Source: thebestoflagunabeach.com
Local people (if there are any here in Southern California) call it The Witch House for its dark shingled swayback roof—the grandmother of the clan was photographed sitting astride the swayback, two hundred feet above the ground—its strange angles, peaked windows and a shadowiness that persists even here in the endless sun. The family that built it and three generations of descendants called it the Beach House and enjoyed it for many vacations.
It’s easy to see why everyone, but especially the children, loved the house. Its eccentricities invite playing: the small children’s door inside the peaked door from the living room, the tiny attic chamber where on Halloween children played spooky music on a pump organ to frighten visitors, the bridge over the gulley, leading to the front door (itself up a perilous set of narrow curved stairs) where on summer evenings the grownups gathered for drinks at twilight while the children scampered and hid in the overgrown paths in the tiny garden. And the beach is only two blocks away.
The grandfather and great aunt of the tribe imagined the house in the early 1920’s, long before this coast became crowded. As Lake Perry who wrote the history of the house, with many photographs, described the inspiration: the great aunt, Bertha Sylvia Barker, recalled in 1976, “I started out to build me a house. Jenny [her sister] had a house, and Helen [another sister] had a house. I was the only poor old woman who didn’t have a house… a home.
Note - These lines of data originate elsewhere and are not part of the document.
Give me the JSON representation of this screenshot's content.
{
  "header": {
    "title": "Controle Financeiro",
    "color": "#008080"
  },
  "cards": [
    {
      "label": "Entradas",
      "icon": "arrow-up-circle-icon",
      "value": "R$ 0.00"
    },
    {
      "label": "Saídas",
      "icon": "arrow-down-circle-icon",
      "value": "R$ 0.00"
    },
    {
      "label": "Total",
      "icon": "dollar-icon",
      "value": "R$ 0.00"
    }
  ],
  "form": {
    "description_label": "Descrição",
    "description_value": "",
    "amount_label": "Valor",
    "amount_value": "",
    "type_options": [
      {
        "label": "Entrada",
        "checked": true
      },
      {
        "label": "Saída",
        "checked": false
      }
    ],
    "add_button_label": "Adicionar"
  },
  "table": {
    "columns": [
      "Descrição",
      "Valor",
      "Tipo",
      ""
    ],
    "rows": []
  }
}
And I thought, well, I didn’t have a man, that’s true, but there isn’t any reason I couldn’t have a house. So I built it for me.”
Her father, Grandad to the descendants, E. Vernon Baker, designed the house—like a handful of crumpled paper, partly smoothed out—with Bertha’s help as well as a tribe of their women, relatives and colleagues who came down on the weekend to dig and carry and haul. One photo shows an enormous beam being hoisted up to the roof by Bertha, with a rope pulley, assisted by a child sitting in a cart. There was no architect, no blueprints, no contractor, no permits, although Barker went on to a long career building more conventional houses.

Source: thebestoflagunabeach.com
Yes, Granddad built it and it was his inspired use of found recycled materials that lend to his magic: the tusk and tendon stairs to the third floor—children loved to climb on the wooden tusks, or pegs, that protruded from the stairs—the woodwork throughout the house, chiseled and then burned with a blow torch to darken it, the fixtures made of bits of old tin and iron, the carefully chosen and fitted red tiles in the floors.
They couldn’t stop the building of an ugly three-story apartment building, two or feet away on the adjacent lot, although they tried. It occupies what had been their garden, squatters turning a bit of unused land to good use. Now the Pacific Coast Highway roars two blocks away, eight lanes of traffic, packed at all hours, but the Beach House, high above the commotion, manages to preserve its strange charm.
I’m visiting here for a few days as the guest of my son and daughter-in-law who, in an inspired, risk-taking moment bought the house and its memories fifteen years ago. At night here I imagine I can still hear those big and little girls, rampaging through the house, free at least for a moment of the ties that bind.